We want to seize this moment to make things happen. We also want to realize that the types of changes we are looking for are not quick, easy, or without resistance. Racism doesn’t go away, it just gets quiet. It has taken 400 years to get us to where we are. The apparatus, infrastructure, policies, practices, and prejudices will not fall quickly, easily, or without resistance. It is up to us, this time, to make sure we do the hard work, the sustained work, the detailed work, to course-correct the systems, protections, and institutionalized biases that have persisted for generations. 

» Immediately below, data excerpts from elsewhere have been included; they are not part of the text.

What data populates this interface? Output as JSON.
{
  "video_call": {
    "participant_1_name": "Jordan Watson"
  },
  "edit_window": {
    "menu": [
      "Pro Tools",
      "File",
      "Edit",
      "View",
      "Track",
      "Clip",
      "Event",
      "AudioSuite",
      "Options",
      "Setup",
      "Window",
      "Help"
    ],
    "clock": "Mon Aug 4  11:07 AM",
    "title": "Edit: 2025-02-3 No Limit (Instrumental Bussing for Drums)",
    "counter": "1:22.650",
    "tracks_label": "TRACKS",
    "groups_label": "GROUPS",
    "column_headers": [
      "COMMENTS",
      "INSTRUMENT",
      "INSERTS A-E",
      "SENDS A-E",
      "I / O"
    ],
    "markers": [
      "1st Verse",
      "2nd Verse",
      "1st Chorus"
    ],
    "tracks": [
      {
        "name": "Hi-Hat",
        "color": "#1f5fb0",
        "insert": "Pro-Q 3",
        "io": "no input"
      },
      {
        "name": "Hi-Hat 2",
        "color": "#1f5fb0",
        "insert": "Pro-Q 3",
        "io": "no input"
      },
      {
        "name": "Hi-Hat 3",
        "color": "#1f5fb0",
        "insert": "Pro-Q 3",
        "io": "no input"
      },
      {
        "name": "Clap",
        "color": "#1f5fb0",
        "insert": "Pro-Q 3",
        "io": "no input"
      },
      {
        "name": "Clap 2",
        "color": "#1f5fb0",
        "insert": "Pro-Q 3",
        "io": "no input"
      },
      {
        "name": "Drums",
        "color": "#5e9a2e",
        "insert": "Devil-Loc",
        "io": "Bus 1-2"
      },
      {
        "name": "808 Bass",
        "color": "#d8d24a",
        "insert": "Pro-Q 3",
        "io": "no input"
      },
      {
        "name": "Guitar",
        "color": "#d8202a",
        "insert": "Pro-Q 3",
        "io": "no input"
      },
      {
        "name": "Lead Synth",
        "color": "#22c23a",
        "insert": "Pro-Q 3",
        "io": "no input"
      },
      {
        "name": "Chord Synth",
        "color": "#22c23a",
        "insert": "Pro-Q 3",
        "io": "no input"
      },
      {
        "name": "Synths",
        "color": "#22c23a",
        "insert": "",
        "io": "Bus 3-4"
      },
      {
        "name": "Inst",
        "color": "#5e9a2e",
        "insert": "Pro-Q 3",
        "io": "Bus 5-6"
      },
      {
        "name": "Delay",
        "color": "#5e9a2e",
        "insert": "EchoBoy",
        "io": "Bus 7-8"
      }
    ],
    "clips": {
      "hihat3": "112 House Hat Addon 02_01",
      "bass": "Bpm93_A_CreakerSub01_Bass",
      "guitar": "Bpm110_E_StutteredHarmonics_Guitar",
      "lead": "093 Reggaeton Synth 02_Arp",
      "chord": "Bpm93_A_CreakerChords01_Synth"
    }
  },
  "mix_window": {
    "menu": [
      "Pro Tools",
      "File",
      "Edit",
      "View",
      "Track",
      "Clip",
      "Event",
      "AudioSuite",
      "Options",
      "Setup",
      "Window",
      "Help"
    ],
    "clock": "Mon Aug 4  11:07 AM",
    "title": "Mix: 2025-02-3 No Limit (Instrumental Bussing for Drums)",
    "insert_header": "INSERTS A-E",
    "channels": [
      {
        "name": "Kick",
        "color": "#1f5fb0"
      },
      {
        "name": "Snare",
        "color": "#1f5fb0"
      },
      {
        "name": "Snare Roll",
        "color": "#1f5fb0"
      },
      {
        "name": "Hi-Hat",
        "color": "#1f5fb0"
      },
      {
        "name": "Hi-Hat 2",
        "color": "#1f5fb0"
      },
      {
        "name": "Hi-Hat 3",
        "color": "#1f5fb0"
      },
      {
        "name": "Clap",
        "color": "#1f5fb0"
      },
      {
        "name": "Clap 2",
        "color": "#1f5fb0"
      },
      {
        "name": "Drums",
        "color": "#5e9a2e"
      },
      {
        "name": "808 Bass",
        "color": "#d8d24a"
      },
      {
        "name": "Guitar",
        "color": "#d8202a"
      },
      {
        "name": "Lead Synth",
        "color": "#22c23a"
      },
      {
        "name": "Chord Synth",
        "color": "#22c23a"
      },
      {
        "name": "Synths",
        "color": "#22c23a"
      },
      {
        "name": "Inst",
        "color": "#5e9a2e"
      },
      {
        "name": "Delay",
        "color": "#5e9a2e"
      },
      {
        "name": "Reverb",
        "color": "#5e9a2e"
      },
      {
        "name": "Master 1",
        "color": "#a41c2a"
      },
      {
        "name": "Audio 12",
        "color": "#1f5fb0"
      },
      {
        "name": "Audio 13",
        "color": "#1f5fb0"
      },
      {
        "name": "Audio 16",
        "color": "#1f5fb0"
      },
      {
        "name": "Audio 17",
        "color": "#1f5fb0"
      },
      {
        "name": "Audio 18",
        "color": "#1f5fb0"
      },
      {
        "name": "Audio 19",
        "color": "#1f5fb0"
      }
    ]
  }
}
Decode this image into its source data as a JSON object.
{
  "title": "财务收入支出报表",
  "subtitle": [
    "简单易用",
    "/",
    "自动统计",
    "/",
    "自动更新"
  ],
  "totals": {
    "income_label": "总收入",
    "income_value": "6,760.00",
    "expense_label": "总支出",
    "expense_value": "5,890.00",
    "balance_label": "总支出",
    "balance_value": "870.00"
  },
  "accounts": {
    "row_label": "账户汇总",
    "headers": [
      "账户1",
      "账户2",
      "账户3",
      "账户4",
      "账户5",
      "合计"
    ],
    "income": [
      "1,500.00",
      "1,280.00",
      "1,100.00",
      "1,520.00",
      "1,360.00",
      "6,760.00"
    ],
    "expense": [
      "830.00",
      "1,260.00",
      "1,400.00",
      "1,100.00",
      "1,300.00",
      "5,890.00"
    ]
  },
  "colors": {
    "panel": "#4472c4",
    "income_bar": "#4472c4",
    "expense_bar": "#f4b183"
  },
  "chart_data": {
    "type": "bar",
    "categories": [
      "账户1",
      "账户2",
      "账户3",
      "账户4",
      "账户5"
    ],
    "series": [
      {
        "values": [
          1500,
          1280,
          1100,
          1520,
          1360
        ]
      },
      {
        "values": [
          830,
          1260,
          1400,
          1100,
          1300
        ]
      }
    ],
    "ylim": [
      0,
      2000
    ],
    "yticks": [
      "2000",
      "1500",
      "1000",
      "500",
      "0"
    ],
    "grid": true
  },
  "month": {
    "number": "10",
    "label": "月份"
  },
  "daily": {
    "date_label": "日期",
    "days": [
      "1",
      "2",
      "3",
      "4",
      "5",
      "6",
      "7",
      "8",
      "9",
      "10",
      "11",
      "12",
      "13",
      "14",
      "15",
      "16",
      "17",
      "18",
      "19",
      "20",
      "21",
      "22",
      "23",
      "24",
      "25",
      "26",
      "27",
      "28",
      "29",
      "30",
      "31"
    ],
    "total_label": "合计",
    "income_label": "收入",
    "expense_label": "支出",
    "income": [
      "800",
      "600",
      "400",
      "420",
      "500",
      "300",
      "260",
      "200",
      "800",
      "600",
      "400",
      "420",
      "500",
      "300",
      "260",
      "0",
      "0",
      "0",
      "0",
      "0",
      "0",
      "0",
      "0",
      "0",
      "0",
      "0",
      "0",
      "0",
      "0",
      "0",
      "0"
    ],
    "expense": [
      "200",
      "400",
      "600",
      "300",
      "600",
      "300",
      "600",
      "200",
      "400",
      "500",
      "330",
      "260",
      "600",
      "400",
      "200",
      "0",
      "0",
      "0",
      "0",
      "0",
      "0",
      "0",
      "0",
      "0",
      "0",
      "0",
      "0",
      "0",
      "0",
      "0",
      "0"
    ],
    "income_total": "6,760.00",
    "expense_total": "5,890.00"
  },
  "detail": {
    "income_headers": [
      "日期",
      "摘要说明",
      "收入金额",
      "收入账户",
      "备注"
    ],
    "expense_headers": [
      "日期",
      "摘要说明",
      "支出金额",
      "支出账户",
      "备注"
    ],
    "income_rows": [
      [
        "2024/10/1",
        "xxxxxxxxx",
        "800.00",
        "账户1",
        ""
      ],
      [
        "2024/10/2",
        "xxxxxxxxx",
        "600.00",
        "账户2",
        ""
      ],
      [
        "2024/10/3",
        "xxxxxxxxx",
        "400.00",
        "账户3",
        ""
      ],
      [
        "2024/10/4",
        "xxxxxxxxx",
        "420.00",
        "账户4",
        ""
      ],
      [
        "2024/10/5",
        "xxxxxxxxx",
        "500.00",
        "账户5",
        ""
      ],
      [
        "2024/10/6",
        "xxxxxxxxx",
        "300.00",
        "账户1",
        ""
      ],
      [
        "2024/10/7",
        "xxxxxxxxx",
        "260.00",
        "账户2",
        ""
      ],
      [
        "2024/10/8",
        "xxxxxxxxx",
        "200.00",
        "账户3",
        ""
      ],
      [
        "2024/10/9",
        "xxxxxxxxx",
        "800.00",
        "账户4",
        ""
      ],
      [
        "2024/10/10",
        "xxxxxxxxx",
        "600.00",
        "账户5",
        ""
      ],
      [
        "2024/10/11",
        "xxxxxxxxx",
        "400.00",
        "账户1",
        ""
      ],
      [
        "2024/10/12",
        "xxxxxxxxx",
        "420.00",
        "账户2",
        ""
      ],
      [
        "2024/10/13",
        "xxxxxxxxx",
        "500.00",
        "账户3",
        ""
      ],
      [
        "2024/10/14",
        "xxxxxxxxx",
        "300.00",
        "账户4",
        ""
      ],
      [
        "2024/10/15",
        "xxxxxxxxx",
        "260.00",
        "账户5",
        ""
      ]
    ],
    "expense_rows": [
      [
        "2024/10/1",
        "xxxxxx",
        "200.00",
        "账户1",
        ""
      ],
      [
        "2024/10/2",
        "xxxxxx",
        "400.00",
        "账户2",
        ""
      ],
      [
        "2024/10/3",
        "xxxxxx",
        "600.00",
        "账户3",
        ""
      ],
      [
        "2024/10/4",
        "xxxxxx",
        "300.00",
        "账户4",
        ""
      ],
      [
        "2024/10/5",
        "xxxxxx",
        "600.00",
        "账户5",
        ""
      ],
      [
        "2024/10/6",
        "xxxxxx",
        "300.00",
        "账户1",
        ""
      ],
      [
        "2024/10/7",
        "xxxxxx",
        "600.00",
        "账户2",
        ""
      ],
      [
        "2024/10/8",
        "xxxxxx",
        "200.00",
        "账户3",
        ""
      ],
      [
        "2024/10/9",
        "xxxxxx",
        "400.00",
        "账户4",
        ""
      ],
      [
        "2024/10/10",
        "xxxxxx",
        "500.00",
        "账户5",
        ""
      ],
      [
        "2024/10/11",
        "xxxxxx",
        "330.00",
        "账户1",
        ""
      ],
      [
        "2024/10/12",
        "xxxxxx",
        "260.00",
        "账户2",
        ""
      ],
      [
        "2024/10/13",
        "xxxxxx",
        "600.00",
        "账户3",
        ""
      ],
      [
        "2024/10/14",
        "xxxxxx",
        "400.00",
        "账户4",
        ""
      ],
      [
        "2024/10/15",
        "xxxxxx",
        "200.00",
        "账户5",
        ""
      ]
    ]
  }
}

We have momentum. We have the spark of absolute intolerance for how things are. We have the urgency of the many to move quickly. We have so much momentum right now. Things are different this time. Neutral is no longer OK. Let’s keep the pressure on, keep the cameras rolling, keep overcoming the backlash, keep working on all the vestiges of the old thinking that no longer serve us. 

There are so many more good people in our country. It is the invisible infrastructure, policies, algorithmic proxies (e.g., zipcode vs. race used in loan decisions), fears, and stereotypes that we are going after. It will take a lot of good people doing a lot of good work, in a lot of important fields to make this all happen as quickly as we can make it.  

Now that you know what to expect. Let’s keep after it.